Flat panel cabinets are often associated with a stark, minimalist vibe, but that’s not their only look. “This minimalist-style cabinet can be warmed with different colors or wood finishes,” says Harrison. “For example, a wood like black walnut has light and dark characteristics that add warmth and interest.” And despite their high-end look, flat panel cabinets don’t have to bust your budget. “A modern flat-front cabinet door can be very cost-effective,” says Harrison. “Wood can be expensive, but there are excellent laminates—at a fraction of the cost—that look as good on flat panel cabinets as the real thing.”
Bonus: With no detail or crevices to attract dust or cooking grease, flat panel cabinets are easier to keep clean than other cabinet styles.
Traditional Cabinet Doors
Best known for their warmth and timeless appeal, traditional-style cabinets can create an elegant yet homey look. If you love a more formal aesthetic and hope to incorporate furniture-inspired details such as decorative legs and corbels into your space, traditional cabinets can be a great choice.
Typically, traditional cabinets feature raised rather than flat center panels, and tend to stick to a warmer color palette, often wood tones. Glazes and antique finishes are options as well. Unlike the more simple, squared Shaker-style cabinet, traditional cabinetry often features arches, curved details, or other embellishments. “If you’re looking for a light and airy feel, traditional cabinets may not be the way to go,” says Harrison.
If charming cottage or modern farmhouse is the feeling you want to evoke in your new kitchen, then consider beadboard kitchen cabinets. “Styled after traditional beadboard that was used on walls, these cabinets can fit in a home that’s modern or traditional,” says Harrison. Another plus: “They are moderately priced as they are overlay cabinet doors that are similar in construction to modern flat-front doors but with grooved panels at the front. Complement this look with an aged brass cup pull for the full cottage effect,” she says. Beadboard cabinets can be stained or painted. White beadboard cabinets, like the ones shown here ($149, potterybarn.com), are common but far from your only option.

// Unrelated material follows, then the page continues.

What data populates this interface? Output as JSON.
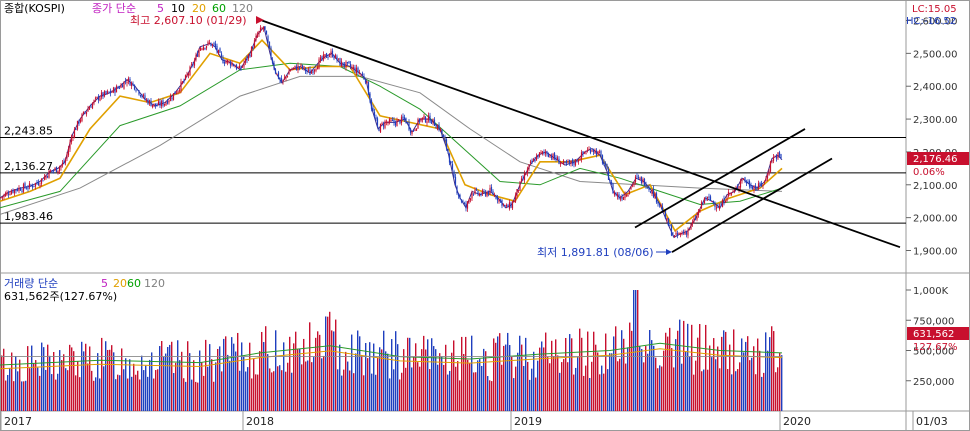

Pro tip: “I suggest doing painted beadboard cabinets in a color other than white,” says Harrison. “Try emerald green or navy, as white beadboard can be a bit tricky to keep clean with all of the little grooves in it.”
Scroll through designers’ Instagram accounts and you’re likely to see lots of picture-perfect kitchens featuring glass-front cabinets. Glass fronts can be a great way to break up a run of solid-door cabinets and to display a collection of pretty dishes, glasses, or decorative objects. “Glass-front cabinets can dress up your kitchen and are very nice adjacent to a window,” notes Harrison. “The reflected light makes the space seem larger and brighter.”
Pluses aside, glass-front cabinets are not for everyone. Keeping your dishes stacked perfectly not a priority? Then you probably want to pass on glass doors. If you want the pretty detail and expansive effect of glass without the pressure, Harrison suggests including some mirrored cabinets in your kitchen design instead. “They also bring lightness and brightness to the space while hiding any mess,” she says. Another option: Use a couple of glass (or mirrored) cabinets to define one particular area of the kitchen—ideally a less frequently used one—such as a display area or butler’s pantry. You’ll get the stylish detail you love while keeping your everyday items safely hidden behind solid doors.